What The Sands of Time has over most modern instances of this style is obscuration. While the Prince is much more agile than say, Nathan Drake, I think this aspect of the level design is much more active in creating engaging platforming. This is a puzzle platformer in a literal sense, where the button combinations and reaction times are pretty lenient, so the challenge is derived from pathfinding. The best parts of The Sands of Time are when it crafts a fully realized puzzle box of platforming. Spaces that are well realized enough to facilitate a sense of place, alongside engaging the player in solving the path forward. Ropes, columns, ledges, saws, beams, and more are dotted around rooms, and the player's job is to string these separate elements together into a traversable path. It helps, of course, that the contextual tools the player does have are satisfying to pull off.
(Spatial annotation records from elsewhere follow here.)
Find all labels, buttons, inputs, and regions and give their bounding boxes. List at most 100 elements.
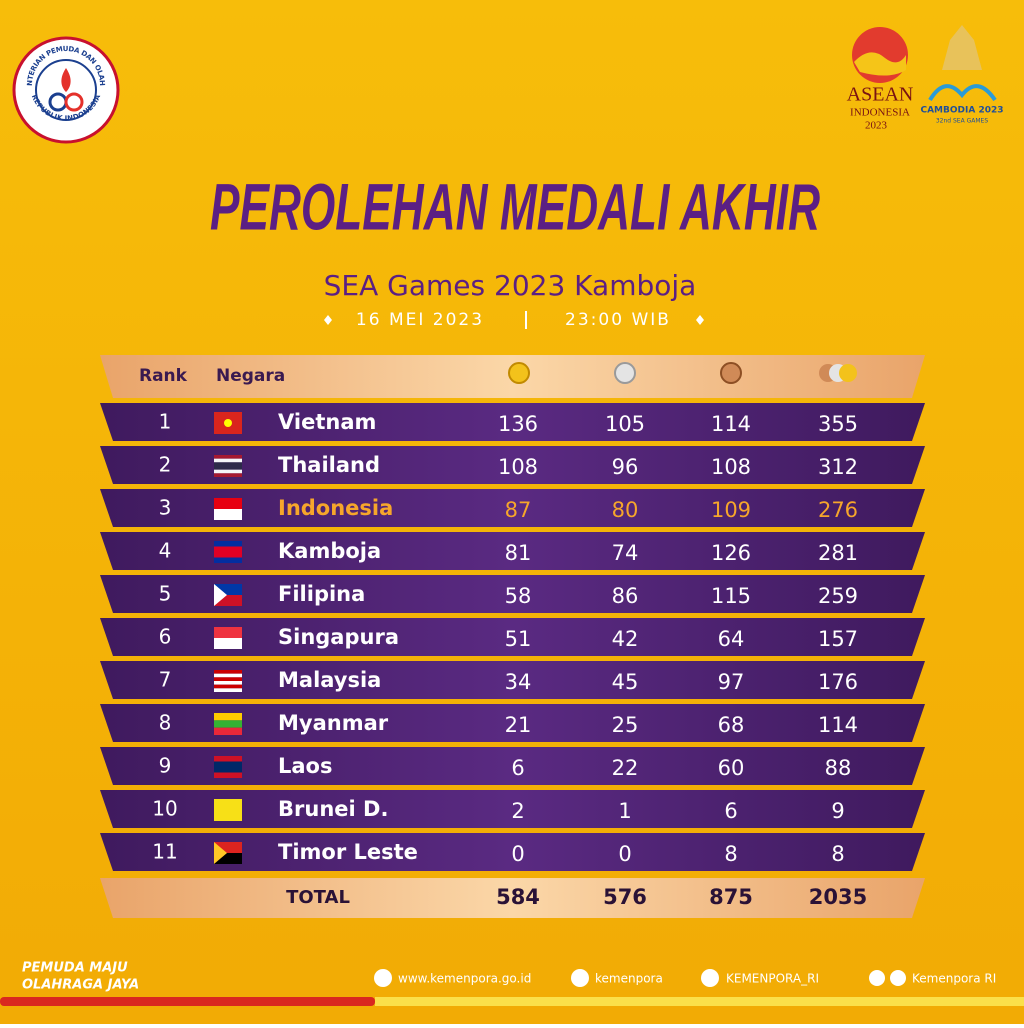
medal-count: 8 <box>724 842 737 866</box>
flag <box>214 455 242 459</box>
rank: 6 <box>159 625 172 649</box>
medal-count: 9 <box>831 799 844 823</box>
title: PEROLEHAN MEDALI AKHIR <box>210 169 820 243</box>
medal-count: 86 <box>612 584 639 608</box>
table-row <box>100 833 925 871</box>
medal-count: 108 <box>711 455 751 479</box>
country: Laos <box>278 754 332 778</box>
flag <box>214 761 242 767</box>
flag <box>214 462 242 466</box>
medal-count: 105 <box>605 412 645 436</box>
medal-count: 0 <box>511 842 524 866</box>
flag <box>214 842 242 853</box>
flag <box>214 673 242 678</box>
rank: 10 <box>152 797 177 821</box>
medal-count: 176 <box>818 670 858 694</box>
flag <box>214 688 242 692</box>
medal-count: 88 <box>825 756 852 780</box>
medal-count: 80 <box>612 498 639 522</box>
table-row <box>100 489 925 527</box>
total-count: 875 <box>709 885 753 909</box>
table-row <box>100 618 925 656</box>
table-row <box>100 532 925 570</box>
rank: 2 <box>159 453 172 477</box>
medal-count: 51 <box>505 627 532 651</box>
flag <box>214 727 242 735</box>
flag <box>214 595 242 606</box>
table-row <box>100 790 925 828</box>
medal-count: 1 <box>618 799 631 823</box>
totals: 584 576 875 2035 <box>496 885 867 909</box>
logo-text: 32nd SEA GAMES <box>936 118 988 125</box>
country: Filipina <box>278 582 365 606</box>
medal-count: 276 <box>818 498 858 522</box>
flag <box>214 466 242 470</box>
medal-count: 25 <box>612 713 639 737</box>
table-row <box>100 747 925 785</box>
medal-count: 0 <box>618 842 631 866</box>
medal-count: 281 <box>818 541 858 565</box>
logo-text: ASEAN <box>847 84 914 106</box>
flag <box>214 552 242 558</box>
medal-count: 34 <box>505 670 532 694</box>
icon <box>701 969 719 987</box>
icon <box>890 970 906 986</box>
logo-text: 2023 <box>865 120 888 132</box>
flag <box>214 684 242 689</box>
rank: 4 <box>159 539 172 563</box>
medal-count: 6 <box>724 799 737 823</box>
flag <box>214 638 242 649</box>
footer-bar <box>0 997 375 1006</box>
flag <box>214 541 242 547</box>
flag <box>214 469 242 474</box>
medal-count: 97 <box>718 670 745 694</box>
medal-count: 259 <box>818 584 858 608</box>
flag <box>214 772 242 778</box>
flag <box>214 584 227 606</box>
time: 23:00 WIB <box>565 310 671 330</box>
medal-count: 96 <box>612 455 639 479</box>
footer-bar <box>375 997 1024 1006</box>
flag <box>214 546 242 552</box>
table-row <box>100 575 925 613</box>
medal-count: 21 <box>505 713 532 737</box>
medal-count: 60 <box>718 756 745 780</box>
flag <box>214 720 242 728</box>
medal-count: 108 <box>498 455 538 479</box>
flag <box>214 713 242 721</box>
rank: 11 <box>152 840 177 864</box>
medal-count: 136 <box>498 412 538 436</box>
flag <box>214 767 242 773</box>
logo-text: CAMBODIA 2023 <box>920 106 1003 116</box>
footer-link: KEMENPORA_RI <box>726 972 819 986</box>
country: Malaysia <box>278 668 381 692</box>
date: 16 MEI 2023 <box>356 310 484 330</box>
table-row <box>100 403 925 441</box>
medal-count: 114 <box>818 713 858 737</box>
total-bar <box>100 878 925 918</box>
rank: 9 <box>159 754 172 778</box>
rank: 7 <box>159 668 172 692</box>
flag <box>214 584 242 595</box>
flag <box>214 473 242 477</box>
flag <box>214 756 242 762</box>
medal-icons <box>508 362 857 384</box>
column-header: Negara <box>216 366 285 386</box>
medal-count: 87 <box>505 498 532 522</box>
country: Vietnam <box>278 410 376 434</box>
flag <box>214 853 242 864</box>
medal-count: 8 <box>831 842 844 866</box>
rank: 3 <box>159 496 172 520</box>
subtitle: SEA Games 2023 Kamboja <box>324 269 697 302</box>
flag <box>214 627 242 638</box>
flag <box>214 677 242 681</box>
flag <box>214 557 242 563</box>
slogan: OLAHRAGA JAYA <box>22 978 139 993</box>
flag <box>214 681 242 685</box>
medal-count: 2 <box>511 799 524 823</box>
total-count: 2035 <box>809 885 867 909</box>
flag <box>214 842 227 864</box>
flag <box>224 419 232 427</box>
medal-count: 114 <box>711 412 751 436</box>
As mentioned before, The Sands of Time is a pretty relaxed game in terms of the platforming. It could use some development, but it's a really good base to work off of, and if it was the only aspect of The Sands of Time I would probably be able to heartily recommend it. Luckily, the combat of this game is here to save the day! I get why it exists, this is a tale of swashbuckling adventure! White knuckle platforming, and acrobatic life or death combat! Unfortunately, the mechanics aren't up to snuff.

So, every once in a while, usually after an extended platforming section, the game will throw you into a combat arena. Usually, there are a few enemies idling, but stealth isn't an option. Unlike other games, you can't just defeat the enemies by dealing enough damage. You need to knock them down with standard attacks, before absorbing them into your knife, which is a prolonged animation. You have a button to attack, another to use the knife, the jump now vaults the Prince over an enemy or off a wall, and there are a few special techniques that take resources. It sounds good on paper, a simple combat system to act as a nice buffer between sections of the real meat of the game, but combat scenarios feel long, tedious, and unbalanced. The only impactful difference between enemies is that some punish the Prince for attempting to vault over them. Because the Prince selects which enemy to target on his own, I got game overs numerous times when he decided to absorb an enemy instead of freezing another. The time rewind mechanic has a strange restriction in combat, where defeating an enemy resets the clock. So if an enemy starts an attack while you are absorbing another, and you are able to finish, you take unavoidable damage from the Prince's lengthy recovery frames. Sometimes certain moves don't seem to work, your companion is actively unhelpful, and the camera feels the need to give the player as little helpful information as possible. All of this combines into one of the least enjoyable combat systems I have played in a long time.

I don't want to end this on a negative note. I really did enjoy my time overall with The Sands of Time. Yes, the combat is not good, and the story isn't anything worth talking about (The Prince is straight up misogynistic, the guy literally at one point says the female lead needs to learn her place and he needs to conquer her it's weird), but it does have a good base to work off of. I am excited to see where the series goes from here. Even if the sequel looks entirely unappealing.